Gaspar Panadero Zamora (born 9 December 1997), sometimes known simply as Gaspar, is a Spanish footballer who plays as a winger for Tercera Federación club Huracán de Balazote.

==Club career==

=== Almería ===
Born in Tarazona de la Mancha, Albacete, Castilla-La Mancha, Panadero joined UD Almería's youth setup in 2012, aged 14, after starting it out at Albacete Balompié. He made his senior debut with the B-team on 10 May 2014, coming on as a second half substitute for Kiu in a 2–3 Segunda División B home loss against UD Melilla.

On 12 September 2014 Panadero made his first-team – and La Liga – debut, playing the last six minutes in a 1–1 home draw against Córdoba CF at the age of 16 years and 277 days, thus becoming the Andalusians' youngest player to debut for the club (also in the top division), and the 20th overall. However, he only appeared with the B-side for the remainder of the campaign.

Panadero scored his first senior goal on 10 January 2016, netting the last in a 3–1 home win against FC Jumilla. On 27 January of the following year, in only his second match with the main squad, he scored the last in a 3–0 home success over Real Oviedo, after replacing Javi Álamo in the dying minutes.

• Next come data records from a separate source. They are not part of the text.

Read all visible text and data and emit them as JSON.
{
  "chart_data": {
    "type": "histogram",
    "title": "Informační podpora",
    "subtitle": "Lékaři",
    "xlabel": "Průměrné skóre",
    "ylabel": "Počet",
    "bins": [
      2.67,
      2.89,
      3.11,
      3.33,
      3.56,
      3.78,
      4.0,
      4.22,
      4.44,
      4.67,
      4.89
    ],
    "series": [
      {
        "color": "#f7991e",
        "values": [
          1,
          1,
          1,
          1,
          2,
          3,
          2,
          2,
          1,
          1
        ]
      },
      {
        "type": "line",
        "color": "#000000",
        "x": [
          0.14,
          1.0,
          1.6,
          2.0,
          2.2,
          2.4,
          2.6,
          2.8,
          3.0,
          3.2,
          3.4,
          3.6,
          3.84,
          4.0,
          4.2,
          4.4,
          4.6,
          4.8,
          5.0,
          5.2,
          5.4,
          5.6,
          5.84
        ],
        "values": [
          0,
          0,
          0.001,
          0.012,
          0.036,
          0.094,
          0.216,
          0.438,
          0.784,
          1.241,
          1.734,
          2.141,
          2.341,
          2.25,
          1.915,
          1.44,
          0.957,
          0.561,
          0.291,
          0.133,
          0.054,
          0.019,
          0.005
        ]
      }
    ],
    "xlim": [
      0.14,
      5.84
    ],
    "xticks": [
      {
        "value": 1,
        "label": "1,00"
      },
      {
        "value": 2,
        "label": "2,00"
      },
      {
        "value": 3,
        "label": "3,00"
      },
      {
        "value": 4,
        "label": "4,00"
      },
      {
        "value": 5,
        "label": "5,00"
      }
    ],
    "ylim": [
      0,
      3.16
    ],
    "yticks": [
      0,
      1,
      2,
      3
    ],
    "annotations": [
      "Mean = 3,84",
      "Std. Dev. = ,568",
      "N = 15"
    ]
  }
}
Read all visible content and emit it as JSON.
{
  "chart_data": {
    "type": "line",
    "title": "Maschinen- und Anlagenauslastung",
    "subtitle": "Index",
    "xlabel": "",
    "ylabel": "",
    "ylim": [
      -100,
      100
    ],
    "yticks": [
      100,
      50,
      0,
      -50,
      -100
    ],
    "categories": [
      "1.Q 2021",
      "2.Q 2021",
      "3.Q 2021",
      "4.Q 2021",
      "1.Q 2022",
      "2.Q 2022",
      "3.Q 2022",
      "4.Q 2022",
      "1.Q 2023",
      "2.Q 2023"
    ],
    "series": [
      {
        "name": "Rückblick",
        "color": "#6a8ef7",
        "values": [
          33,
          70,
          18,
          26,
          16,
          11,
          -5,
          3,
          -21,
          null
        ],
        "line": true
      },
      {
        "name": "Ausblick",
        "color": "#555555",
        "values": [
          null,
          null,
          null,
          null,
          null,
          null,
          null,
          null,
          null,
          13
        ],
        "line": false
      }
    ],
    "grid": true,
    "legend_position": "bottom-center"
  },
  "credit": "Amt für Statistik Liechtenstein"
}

Ahead of the 2017–18 season, Panadero was definitely promoted to the main squad, and extended his contract until 2021 on 9 August 2017. The following April, he suffered a serious knee injury, being sidelined for seven months.

=== Al Wahda ===
On 26 January 2020, Panadero moved abroad for the first time in his career, joining UAE Pro League side Al Wahda FC.

=== Cádiz ===
On 2 August 2020, Panadero signed a three-year contract with newly-promoted La Liga club Cádiz CF, but was loaned to SD Ponferradina in the second division on 5 October. Upon returning, he terminated his contract on 3 August 2021.

===Qarabağ===
On 4 August 2021, Panadero signed a one-year deal with Qarabağ FK in Azerbaijan.

==International career==
On 17 September 2014 Panadero was called up to Spain under-19, along with teammate Antonio Marín. He made his debut for the side on 27 January of the following year, starting and assisting Borja Mayoral in a 1–0 home win against Qatar.